Micheaux heroes had to be tall, handsome, with strong jaws and virtuous qualities. One of his longest-lasting leading men—perhaps Micheaux's favorite—was Lorenzo Tucker (seen here in a stage photograph in 1932), who was initially billed as “The Black Valentino.”

Micheaux's films drew from his own life experiences, and none was more audacious than 1929's
The Wages of Sin
, which dramatized the sins of his brother and the siblings' bitter breakup as partners. The dapper Lorenzo Tucker played the Micheaux figure, while the more sinister-looking William A. Clayton Jr., seen here seducing Katherine Noisette, played the Swan character.

Critics pilloried 1931's
A Daughter of the Congo
as shoddily made and cartoonish. This lobby card shows a scene with Salem Tutt Whitney (seated) and Lorenzo Tucker.

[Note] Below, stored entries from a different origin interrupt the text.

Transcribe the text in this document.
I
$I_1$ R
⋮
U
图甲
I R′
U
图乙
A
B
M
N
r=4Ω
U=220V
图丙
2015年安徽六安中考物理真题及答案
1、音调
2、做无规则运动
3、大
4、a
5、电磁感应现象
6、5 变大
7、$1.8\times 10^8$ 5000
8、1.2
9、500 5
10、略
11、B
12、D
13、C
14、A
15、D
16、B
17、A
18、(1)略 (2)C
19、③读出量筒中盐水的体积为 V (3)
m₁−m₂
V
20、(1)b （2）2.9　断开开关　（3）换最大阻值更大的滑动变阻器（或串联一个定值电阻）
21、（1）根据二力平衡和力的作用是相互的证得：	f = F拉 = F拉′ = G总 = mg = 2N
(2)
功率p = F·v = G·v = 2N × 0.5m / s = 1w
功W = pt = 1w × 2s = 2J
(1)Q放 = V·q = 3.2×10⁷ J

The quality of publicity materials improved with infusion of Schiffman-Brecher money. This was one poster for Micheaux's first “talkie”—and the first full-length sound “race picture”—
The Exile
.

Micheaux (at right) plays one of the detectives who, early in the story, arrests the wrong man for the murder at the heart of
Lem Hawkins' Confession
.

A scene that closely followed testimony in the actual Leo Frank case, with lowly worker Alex Lovejoy (left) forced to write confession notes for factory-owner Andrew Bishop.

Micheaux films sometimes acquired different titles for non-Harlem audiences, and
Lem Hawkins' Confession
was known as
Murder in Harlem
south of the Mason-Dixon Line. This poster features (left to right) the well-known Clarence Brooks, the former Lafayette Player Laura Bowman (the mother who implicates her son as the true villain), and Micheaux's newest leading lady, the sweetly earnest Dorothy Van Engle. Lem Hawkins himself (billed here as “Alec Lovejoy”) is not pictured.

In this lobby card from
Temptation,
Ethel Moses, playing a nude artist's model, shows the vavoom that brought police out to quell excited moviegoers when she made personal appearances on behalf of the Micheaux film. Risqué nudity spiced up many of his pictures, though he wasn't always able to sneak these scenes past the censors.

Lorenzo Tucker (seated) appraising artist's model Ethel Moses in a scene from
Temptation, one of the many Micheaux films “lost” today.

A poster for
Swing
, a musical piffle centered, like many Micheaux films of the mid-1930s, on a show full of beautiful chorus girls and revue acts.